A DSHS spokesperson said the department cannot comment on pending litigation.
On October 4, 2011, the oldest daughter, 16-years-old at the time, took the step that led to the children’s rescue. She left a scribbled note in her counselor’s office begging for help.
She wrote, “I need you to call CPS. ... Me and (my brother) are being beat with a board about three and a half feet long. ... (Our parents) have promised (the board) to us after we leave your office because our room in not clean. ... PLEASE HELP!!”
Two days later CPS and police officers went to the home, a typical-looking house on a quiet cul-de-sac. There, they found signs everywhere of abuse and starvation:
* The 16-year old twins appeared emaciated.
* The oldest girl was bald, most likely from malnutrition.
* The refrigerator was sealed with a bike lock, and the pantry was padlocked. Both were amply stocked with food.
* The children had used knives to open cans of food they were able to obtain. Empty cans were found in the children's bedrooms, as well as a hole in one wall that the children created to secretly pass food to each other.
* Cameras, alarms and locks were on the children's doors and windows.
* A 42-inch board was found and identified by police as a weapon used for beatings. One end of it was stained with dried blood.
KING 5 showed the CPS records and legal documents to Katherine Kent -- a family law attorney, a King County Commissioner pro-tem, and a former CPS social worker. Kent said DSHS “usually gets it right," but this case appears to be a failure by the agency obligated to investigate every allegation of abuse and neglect. Kent said of particular concern were the number of different types of people who called the state.
"The school, people in the community, people who have regular contact with the children - it wasn't a singular source, and so that was also concerning and elevates how a referral should be handled," said Kent.
"This is a systemic failure from top to bottom. This is the worst case I've seen. It's the best example of the worst social work I've ever seen," said Moody.
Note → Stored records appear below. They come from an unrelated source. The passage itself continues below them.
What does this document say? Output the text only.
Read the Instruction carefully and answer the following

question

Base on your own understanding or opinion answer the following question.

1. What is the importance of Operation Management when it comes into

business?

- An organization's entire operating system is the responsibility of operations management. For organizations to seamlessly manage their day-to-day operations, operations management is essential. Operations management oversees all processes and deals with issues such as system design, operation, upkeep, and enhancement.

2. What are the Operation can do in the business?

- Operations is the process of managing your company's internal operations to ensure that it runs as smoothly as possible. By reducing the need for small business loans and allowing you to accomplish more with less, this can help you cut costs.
The children are currently in homes in Washington, Colorado and California. Four live with relatives and one is in a foster home. Only two of the children live together.
The tort claims filed on their behalf Wednesday ask for $15 million each for the 18-year-old twins and $8 million each for the 12, 14, and 15-year-olds. If the state doesn't respond within 60 days, the plaintiffs' attorneys will file a lawsuit against the state seeking damages.
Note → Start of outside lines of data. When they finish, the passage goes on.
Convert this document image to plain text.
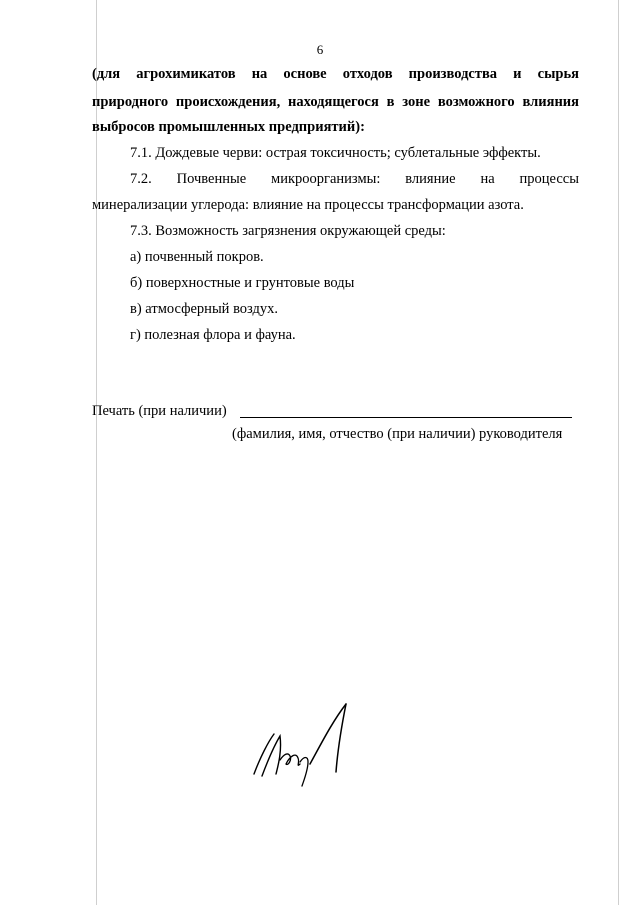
6
(для агрохимикатов на основе отходов производства и сырья
природного происхождения, находящегося в зоне возможного влияния
выбросов промышленных предприятий):
7.1. Дождевые черви: острая токсичность; сублетальные эффекты.
7.2. Почвенные микроорганизмы: влияние на процессы
минерализации углерода: влияние на процессы трансформации азота.
7.3. Возможность загрязнения окружающей среды:
а) почвенный покров.
б) поверхностные и грунтовые воды
в) атмосферный воздух.
г) полезная флора и фауна.
Печать (при наличии)
(фамилия, имя, отчество (при наличии) руководителя
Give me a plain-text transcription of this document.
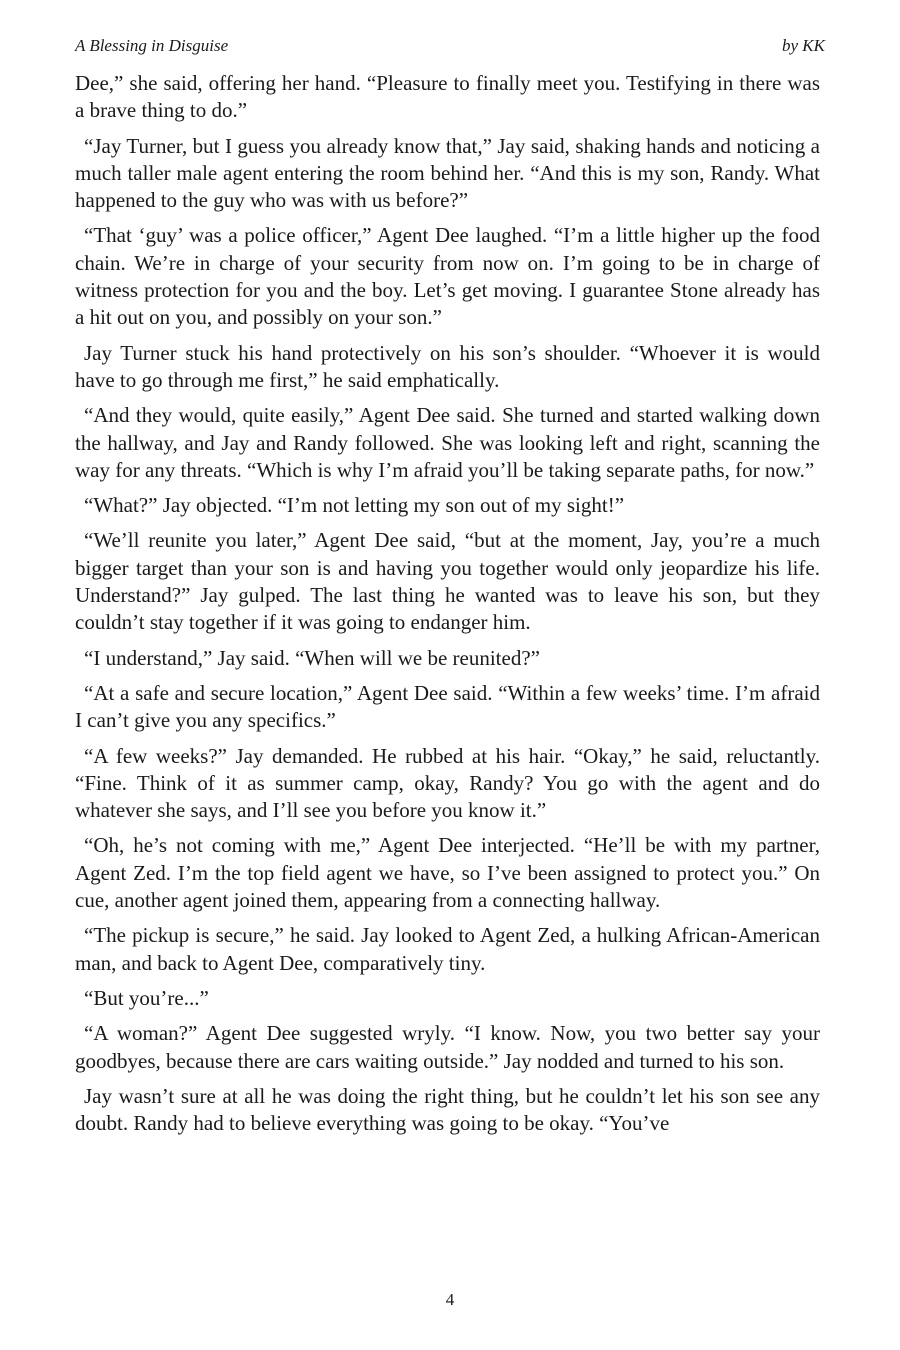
A Blessing in Disguise	by KK

Dee,” she said, offering her hand. “Pleasure to finally meet you. Testifying in there was a brave thing to do.”

“Jay Turner, but I guess you already know that,” Jay said, shaking hands and noticing a much taller male agent entering the room behind her. “And this is my son, Randy. What happened to the guy who was with us before?”

“That ‘guy’ was a police officer,” Agent Dee laughed. “I’m a little higher up the food chain. We’re in charge of your security from now on. I’m going to be in charge of witness protection for you and the boy. Let’s get moving. I guarantee Stone already has a hit out on you, and possibly on your son.”

Jay Turner stuck his hand protectively on his son’s shoulder. “Whoever it is would have to go through me first,” he said emphatically.

“And they would, quite easily,” Agent Dee said. She turned and started walking down the hallway, and Jay and Randy followed. She was looking left and right, scanning the way for any threats. “Which is why I’m afraid you’ll be taking separate paths, for now.”

“What?” Jay objected. “I’m not letting my son out of my sight!”

“We’ll reunite you later,” Agent Dee said, “but at the moment, Jay, you’re a much bigger target than your son is and having you together would only jeopardize his life. Understand?” Jay gulped. The last thing he wanted was to leave his son, but they couldn’t stay together if it was going to endanger him.

“I understand,” Jay said. “When will we be reunited?”

“At a safe and secure location,” Agent Dee said. “Within a few weeks’ time. I’m afraid I can’t give you any specifics.”

“A few weeks?” Jay demanded. He rubbed at his hair. “Okay,” he said, reluctantly. “Fine. Think of it as summer camp, okay, Randy? You go with the agent and do whatever she says, and I’ll see you before you know it.”

“Oh, he’s not coming with me,” Agent Dee interjected. “He’ll be with my partner, Agent Zed. I’m the top field agent we have, so I’ve been assigned to protect you.” On cue, another agent joined them, appearing from a connecting hallway.

“The pickup is secure,” he said. Jay looked to Agent Zed, a hulking African-American man, and back to Agent Dee, comparatively tiny.

“But you’re...”

“A woman?” Agent Dee suggested wryly. “I know. Now, you two better say your goodbyes, because there are cars waiting outside.” Jay nodded and turned to his son.

Jay wasn’t sure at all he was doing the right thing, but he couldn’t let his son see any doubt. Randy had to believe everything was going to be okay. “You’ve

4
Tort claims are filed with the State Department of Enterprise Services. The process is explained on the department’s website:
“ORM objectively determines the state's liability for claimed injuries. It fairly compensates claimants for damages when liability is supported by evidence and denies claims when liability is unsupported. ORM recognizes its stewardship role in protecting state resources by striving for efficient and timely service to citizens. Approved claims are paid out of the Self-Insurance Liability Program (SILP), which is funded by state agencies."